Unsur-Unsur Edukatif dalam Permainan                  

Jenis-jenis permainan edukatif haruslah memperhatikan tahap-tahap perkembangan dan pertumbuhan psikologis anak. Setidaknya ada empat kelompok unsur edukatif dalam permainan anak. Unsur-unsur tersebut antara lain:

  • Motorik
    Dalam permainannya, motorik anak diharapkan dapat dilatih. Dalam hal ini anak dilibatkan dalam kemampuannya untuk mengontrol kekuatan, ketepatan, kecepatan gerakan, dan refleks motorik anak.
    Kemampuan motorik ini dibedakan menjadi dua, yaitu motorik kasar dan motorik halus. Latihan motorik kasar dapat diperoleh ketika anak melempar, mengangkat, berlari, merangkak, merayap, dan lain-lain.

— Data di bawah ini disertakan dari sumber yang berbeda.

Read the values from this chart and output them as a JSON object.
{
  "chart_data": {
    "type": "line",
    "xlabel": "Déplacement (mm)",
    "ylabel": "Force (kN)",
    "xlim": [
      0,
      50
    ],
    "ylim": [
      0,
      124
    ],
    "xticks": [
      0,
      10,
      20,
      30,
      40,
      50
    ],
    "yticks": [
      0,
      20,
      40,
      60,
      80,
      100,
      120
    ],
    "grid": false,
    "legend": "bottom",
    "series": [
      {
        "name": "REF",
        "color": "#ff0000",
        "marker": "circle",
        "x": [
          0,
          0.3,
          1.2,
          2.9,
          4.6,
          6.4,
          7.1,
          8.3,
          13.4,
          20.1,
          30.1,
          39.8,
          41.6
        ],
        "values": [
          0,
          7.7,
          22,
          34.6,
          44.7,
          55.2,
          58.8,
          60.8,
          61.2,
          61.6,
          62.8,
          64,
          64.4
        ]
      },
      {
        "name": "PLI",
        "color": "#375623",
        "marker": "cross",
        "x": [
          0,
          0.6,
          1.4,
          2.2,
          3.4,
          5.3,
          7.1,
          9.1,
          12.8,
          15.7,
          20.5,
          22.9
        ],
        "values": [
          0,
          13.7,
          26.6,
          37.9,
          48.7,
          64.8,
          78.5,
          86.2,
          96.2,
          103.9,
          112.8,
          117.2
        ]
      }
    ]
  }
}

Sedangkan latihan motorik halus didapat ketika anak menjumput, memegang, meraba, isolasi jari, dan menjentikkan jari.
  • Kognitif
    Unsur kognitif dalam permainan anak meliputi kemampuan berpikir logis, pemecahan masalah, pengembangan imajinasi, dan daya pikir anak. Dalam permainan ini anak diharuskan untuk melakukan analisis dan menyelesaikan masalahnya sendiri. Contoh permainannya adalah permainan lego, puzzle, mobil rakitan, balok susun, dan lain-lain.
  • Sosial
    Unsur sosial dalam permainan melibatkan naluri, perasaan kepekaan emosional. Permainan jenis ini biasanya berbentuk aktivitas bersama-sama dengan teman sebaya atau makhluk di sekitarnya. Misalnya anak bermain boneka-bonekaan dengan temannya atau bermain dengan kucing peliharaan.
  • Emosi
    Unsur emosi dalam permainan melibatkan kemampuan anak untuk mengontrol emosinya. Anak harus dapat bermain secara sportif dan lambat laun dapat menerima kenyataan. Permainan yang mengandung unsur emosi misalnya bermain peran. Dalam permainan ini, anak harus dapat berlaku seperti apa yang ia perankan. Dalam permainan ini anak belajar menjadi dewasa dengan tetap menonjolkan kepolosannya sebagi anak-anak. Ada juga permainan yang mengharuskan anak untuk menunggu giliran seperti main lompat tali, perosotan, dan lain-lain.
  • Ketuhanan
    Jenis permainan yang mengandung unsur ketuhanan biasanya merupakan permainan yang sudah di-setting. Permainan dalam hal ini melibatkan nilai-nilai keagamaan. Misalnya mendengarkan dongeng atau cerita yang berhubungan dengan ketuhanan.

Demikianlah sedikit paparan mengenai permainan edukatif yang dapat Anda pilih untuk buah hati terinta. Semoga bermanfaat.